Active Directory and its Relationship with DNS - Part 2 - _msdcs and the part it plays
Part 2 - _msdcs and the part it plays
Flash back to AD, you know how DNS works on a basic level now, time to learn about _msdcs zones. This is an authoritative DNS zone for the inner workings of your domain, it exists for the entirety of your forest and the records in this zone serve all forest level operations.
It's important to note the location of _msdcs in newer domains will be in the forward lookup section of the DNS mmc tool as its own independent zone, however older domains will have placed it inside the forward lookup zone of your domain, consider it best practice for newer domains but don't feel the need to transition into this setup for your older domains, it’ll tick along just fine.
An _msdcs zone can consist of:
_ldap SRV records - These exist in each site and point to the DCs configured to serve LDAP authentication, commonly paired with _kerberos records.
_kerberos SRV records - These exist in each site and point to the DCs configured to serve Kerberos authentication, commonly paired with _ldap records.
NS records - Name Servers, points to the authoritative zone servers for a domain
CNAME records - This is used to redirect queries to the right answer, in _msdcs case it’ll be used for mapping GUIDs to the actual FQDN of domain controllers.
Sites and Services, this is where DNS becomes important in the performance of your domains, for example, when first configuring your domain it gives you a site called ‘Default-First-Site-Name’, any server can request a DC from that site despite possibly being in different geographic regions. This is resolved by creating new sites based on location, you will have at least 1 DC in each site, then once sites are built you will add the subnets each DC is responsible for, this way your servers/clients know that since its in a specific subnet it's in the ‘Berlin’ site, therefore will query the ‘closest’ domains controllers according to DNS.
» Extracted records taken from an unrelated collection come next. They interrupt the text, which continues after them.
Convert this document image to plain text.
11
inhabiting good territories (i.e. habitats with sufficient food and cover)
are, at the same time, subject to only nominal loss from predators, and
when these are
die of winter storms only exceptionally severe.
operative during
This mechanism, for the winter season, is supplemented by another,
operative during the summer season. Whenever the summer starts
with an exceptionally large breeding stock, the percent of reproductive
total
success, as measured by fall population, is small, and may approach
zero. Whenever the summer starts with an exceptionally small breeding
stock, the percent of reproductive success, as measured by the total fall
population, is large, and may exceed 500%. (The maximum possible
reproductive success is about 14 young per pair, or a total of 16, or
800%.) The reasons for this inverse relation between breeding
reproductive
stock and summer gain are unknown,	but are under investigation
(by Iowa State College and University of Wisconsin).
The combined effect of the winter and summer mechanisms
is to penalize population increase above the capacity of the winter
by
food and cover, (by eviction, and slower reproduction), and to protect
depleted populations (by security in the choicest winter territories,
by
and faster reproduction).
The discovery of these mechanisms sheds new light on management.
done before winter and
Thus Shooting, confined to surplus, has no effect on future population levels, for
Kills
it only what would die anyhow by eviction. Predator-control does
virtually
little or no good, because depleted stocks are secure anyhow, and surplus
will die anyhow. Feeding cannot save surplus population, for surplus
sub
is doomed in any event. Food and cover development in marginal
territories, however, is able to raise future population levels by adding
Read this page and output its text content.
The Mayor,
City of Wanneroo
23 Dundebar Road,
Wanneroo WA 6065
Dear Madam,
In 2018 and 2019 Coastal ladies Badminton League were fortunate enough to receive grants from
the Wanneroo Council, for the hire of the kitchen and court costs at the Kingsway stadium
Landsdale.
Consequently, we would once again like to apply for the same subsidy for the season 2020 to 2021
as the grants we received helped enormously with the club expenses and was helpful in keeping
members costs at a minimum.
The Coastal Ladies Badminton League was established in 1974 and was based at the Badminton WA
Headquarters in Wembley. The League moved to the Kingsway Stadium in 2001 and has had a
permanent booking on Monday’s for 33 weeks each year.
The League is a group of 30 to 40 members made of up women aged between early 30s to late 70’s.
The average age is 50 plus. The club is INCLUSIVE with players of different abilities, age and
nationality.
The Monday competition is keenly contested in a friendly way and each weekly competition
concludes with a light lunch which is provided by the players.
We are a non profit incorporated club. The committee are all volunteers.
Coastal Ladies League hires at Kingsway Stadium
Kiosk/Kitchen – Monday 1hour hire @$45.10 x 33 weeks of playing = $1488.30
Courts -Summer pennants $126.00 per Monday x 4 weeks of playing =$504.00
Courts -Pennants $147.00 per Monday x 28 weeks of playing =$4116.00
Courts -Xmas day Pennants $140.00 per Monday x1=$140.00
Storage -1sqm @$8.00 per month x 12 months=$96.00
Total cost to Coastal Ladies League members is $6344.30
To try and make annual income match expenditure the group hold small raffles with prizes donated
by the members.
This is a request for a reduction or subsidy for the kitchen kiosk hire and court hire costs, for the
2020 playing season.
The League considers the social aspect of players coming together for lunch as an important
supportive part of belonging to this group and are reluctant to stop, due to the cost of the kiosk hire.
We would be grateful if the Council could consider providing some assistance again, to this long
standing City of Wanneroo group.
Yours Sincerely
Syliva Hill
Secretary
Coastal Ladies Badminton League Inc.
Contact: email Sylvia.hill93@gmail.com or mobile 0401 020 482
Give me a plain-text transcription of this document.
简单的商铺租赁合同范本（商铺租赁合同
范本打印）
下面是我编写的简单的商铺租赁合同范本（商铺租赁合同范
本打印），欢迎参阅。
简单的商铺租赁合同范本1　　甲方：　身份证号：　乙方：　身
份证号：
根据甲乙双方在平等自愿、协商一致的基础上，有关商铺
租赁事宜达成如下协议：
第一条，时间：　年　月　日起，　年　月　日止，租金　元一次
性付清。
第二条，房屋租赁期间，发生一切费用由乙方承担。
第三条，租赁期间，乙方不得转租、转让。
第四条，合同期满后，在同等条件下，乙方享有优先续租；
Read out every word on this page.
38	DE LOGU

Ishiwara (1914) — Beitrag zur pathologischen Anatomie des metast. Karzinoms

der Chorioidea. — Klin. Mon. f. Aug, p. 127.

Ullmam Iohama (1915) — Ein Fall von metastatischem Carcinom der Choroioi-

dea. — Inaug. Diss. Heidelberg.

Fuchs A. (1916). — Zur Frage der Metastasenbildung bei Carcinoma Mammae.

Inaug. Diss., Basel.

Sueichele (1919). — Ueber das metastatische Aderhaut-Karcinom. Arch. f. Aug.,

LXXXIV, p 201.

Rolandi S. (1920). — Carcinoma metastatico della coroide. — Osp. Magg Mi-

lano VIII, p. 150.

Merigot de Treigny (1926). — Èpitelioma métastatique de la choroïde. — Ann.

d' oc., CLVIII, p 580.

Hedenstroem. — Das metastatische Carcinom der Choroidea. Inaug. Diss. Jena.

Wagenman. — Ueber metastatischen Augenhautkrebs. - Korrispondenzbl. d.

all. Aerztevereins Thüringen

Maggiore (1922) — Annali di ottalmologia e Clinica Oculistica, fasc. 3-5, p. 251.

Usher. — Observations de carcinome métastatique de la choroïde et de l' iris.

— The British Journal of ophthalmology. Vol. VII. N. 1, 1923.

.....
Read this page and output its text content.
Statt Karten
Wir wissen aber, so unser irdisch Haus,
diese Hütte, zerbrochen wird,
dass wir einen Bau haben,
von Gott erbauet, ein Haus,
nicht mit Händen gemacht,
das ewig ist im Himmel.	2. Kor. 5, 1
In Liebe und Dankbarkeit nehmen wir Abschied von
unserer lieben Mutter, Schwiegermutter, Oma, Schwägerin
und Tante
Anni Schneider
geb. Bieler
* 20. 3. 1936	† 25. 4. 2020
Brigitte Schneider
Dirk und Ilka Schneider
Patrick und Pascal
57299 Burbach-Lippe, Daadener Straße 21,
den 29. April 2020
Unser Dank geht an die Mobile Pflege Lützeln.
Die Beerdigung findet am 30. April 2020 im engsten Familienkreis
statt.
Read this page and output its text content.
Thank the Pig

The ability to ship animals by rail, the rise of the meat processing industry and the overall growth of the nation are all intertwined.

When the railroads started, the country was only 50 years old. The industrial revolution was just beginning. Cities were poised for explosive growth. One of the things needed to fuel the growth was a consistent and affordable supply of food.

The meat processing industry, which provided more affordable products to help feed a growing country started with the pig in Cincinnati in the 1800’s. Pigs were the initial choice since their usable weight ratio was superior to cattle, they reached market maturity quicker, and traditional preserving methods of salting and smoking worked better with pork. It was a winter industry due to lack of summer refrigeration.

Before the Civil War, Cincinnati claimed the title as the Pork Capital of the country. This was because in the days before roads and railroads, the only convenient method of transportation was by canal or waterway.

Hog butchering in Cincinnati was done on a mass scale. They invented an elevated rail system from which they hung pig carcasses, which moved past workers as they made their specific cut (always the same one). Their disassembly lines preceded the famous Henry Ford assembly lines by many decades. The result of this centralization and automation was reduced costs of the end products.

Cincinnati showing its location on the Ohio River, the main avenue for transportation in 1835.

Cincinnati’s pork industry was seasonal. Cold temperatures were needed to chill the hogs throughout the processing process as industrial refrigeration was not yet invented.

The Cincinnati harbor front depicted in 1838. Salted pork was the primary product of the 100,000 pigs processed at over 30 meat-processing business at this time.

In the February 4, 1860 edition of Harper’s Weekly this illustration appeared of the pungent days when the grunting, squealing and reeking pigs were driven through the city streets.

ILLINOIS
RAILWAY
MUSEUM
I’ve tried to capture how a client will talk to the DC on initial communication in relation to DNS with text messages, please don’t judge, also don't forget most SRV records and such will be stored in the _msdcs zone.
I’ll also mention DC Locator, I won’t talk much about it other than it’s a critical component to cut down chatter across your network, it’s a shotgun method clients in a domain will use to locate their closest Domain Controller according to the Sites the subnet is attached to and availability.
We see above the simplification of how a computer will initially interact with AD on startup but it’s a more complicated relationship with the NetLogon service on your client. The client will use unicast to resolve the SRV records it requested earlier and then tries to contact the SRV records it got back in the order of weight/priority specified in the authoritative zone.